- Church: Roman Catholic Church
- See: Diocese of Sioux City
- In office: October 15, 1970 – June 15, 1983
- Predecessor: Joseph Maximilian Mueller
- Successor: Lawrence Donald Soens
- Previous posts: Auxiliary Bishop of Sioux City 1965 to 1970

Orders
- Ordination: December 8, 1932 by Francesco Marchetti Selvaggiani
- Consecration: May 26, 1965 by Egidio Vagnozzi

Personal details
- Born: December 25, 1907 Willey, Iowa, US
- Died: March 21, 1987 (aged 79) Palm Beach, Florida, US
- Education: Loras College Pontifical North American College Catholic University of America
- Motto: Emitte spiritum tuum (Let out your spirit)

= Frank Henry Greteman =

American prelate (1907–1987)

Frank Henry Greteman (December 25, 1907 – March 21, 1987) was an American prelate of the Roman Catholic Church who served as bishop of the Diocese of Sioux City in Iowa from 1970 to 1983. He previously served as an auxiliary bishop of the same diocese from 1965 to 1970,

==Biography==

=== Early life ===
Frank Greteman was born on December 25, 1907, in Willey, Iowa, to Bernard and Mary (née Meissner) Greteman. He graduated from Loras College in 1929 with a Bachelor of Arts degree. Greteman then attended the Pontifical North American College in Rome, earning a Licentiate of Sacred Theology in 1933.

=== Priesthood ===
Greteman was ordained a priest by Cardinal Francesco Marchetti Selvaggiani for the Diocese of Sioux City in Rome on December 8, 1932. After his ordination, he served as a curate at St. Augustine Parish in Spokane, Washington, until 1935.

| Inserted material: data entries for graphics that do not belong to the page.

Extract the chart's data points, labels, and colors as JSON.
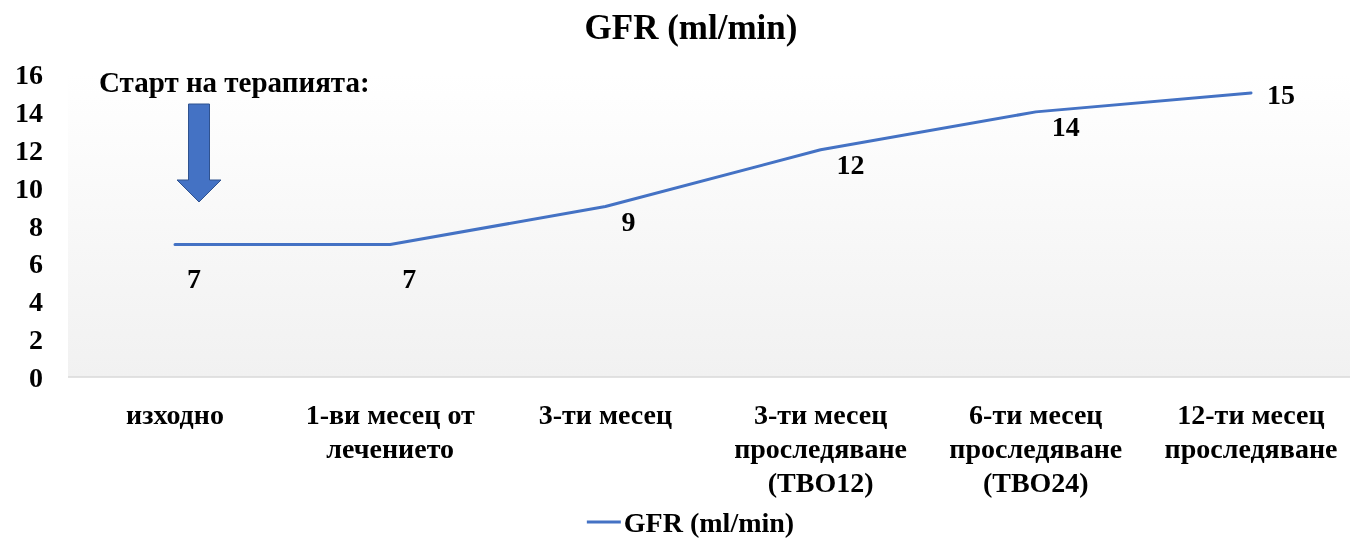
{
  "chart_data": {
    "type": "line",
    "title": "GFR (ml/min)",
    "categories": [
      "изходно",
      "1-ви месец от лечението",
      "3-ти месец",
      "3-ти месец проследяване (TBO12)",
      "6-ти месец проследяване (TBO24)",
      "12-ти месец проследяване"
    ],
    "series": [
      {
        "name": "GFR (ml/min)",
        "color": "#4472c4",
        "values": [
          7,
          7,
          9,
          12,
          14,
          15
        ]
      }
    ],
    "ylim": [
      0,
      16
    ],
    "yticks": [
      0,
      2,
      4,
      6,
      8,
      10,
      12,
      14,
      16
    ],
    "data_labels": true,
    "legend": "bottom",
    "annotations": [
      "Старт на терапията:"
    ]
  }
}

Greteman earned a Licentiate of Canon Law from The Catholic University of America in Washington, D.C., in 1937. Returning to Iowa, Greteman served as pastor in the following Iowa parishes:

- Assumption in Merrill (1937–1941)
- St. Michael in Sioux City (1941–1950)
- SS. Peter & Paul in Carroll (1950–1964)
- Holy Spirit in Carroll (1964–1965).

The Vatican raised Greteman to the rank of domestic prelate in 1953; he was named vicar general of the diocese in 1965.

=== Auxiliary Bishop and Bishop of Sioux City ===
On April 14, 1965, Greteman was appointed auxiliary bishop of Sioux City and titular bishop of Vissalsa by Pope Paul VI. Greteman received his episcopal consecration on May 26, 1965, from Archbishop Egidio Vagnozzi, with Archbishop James Byrne and Bishop Joseph Mueller serving as co-consecrators.

Following the resignation of Bishop Mueller, Paul VI named Greteman as the fourth bishop of Sioux City on October 15, 1970. The main focus of his episcopate was Catholic education. He ordained Archbishop Dennis Schnurr of Cincinnati as a bishop.

=== Retirement and legacy ===
Upon reaching the mandatory retirement age of 75, Greteman submitted his letter of resignation to Pope John Paul II in December 1982. The pope accepted his resignation on August 17, 1983, and named Reverend Lawrence Soens as his successor.

Frank Greteman died in Palm Beach, Florida, on March 21, 1987, at age 79.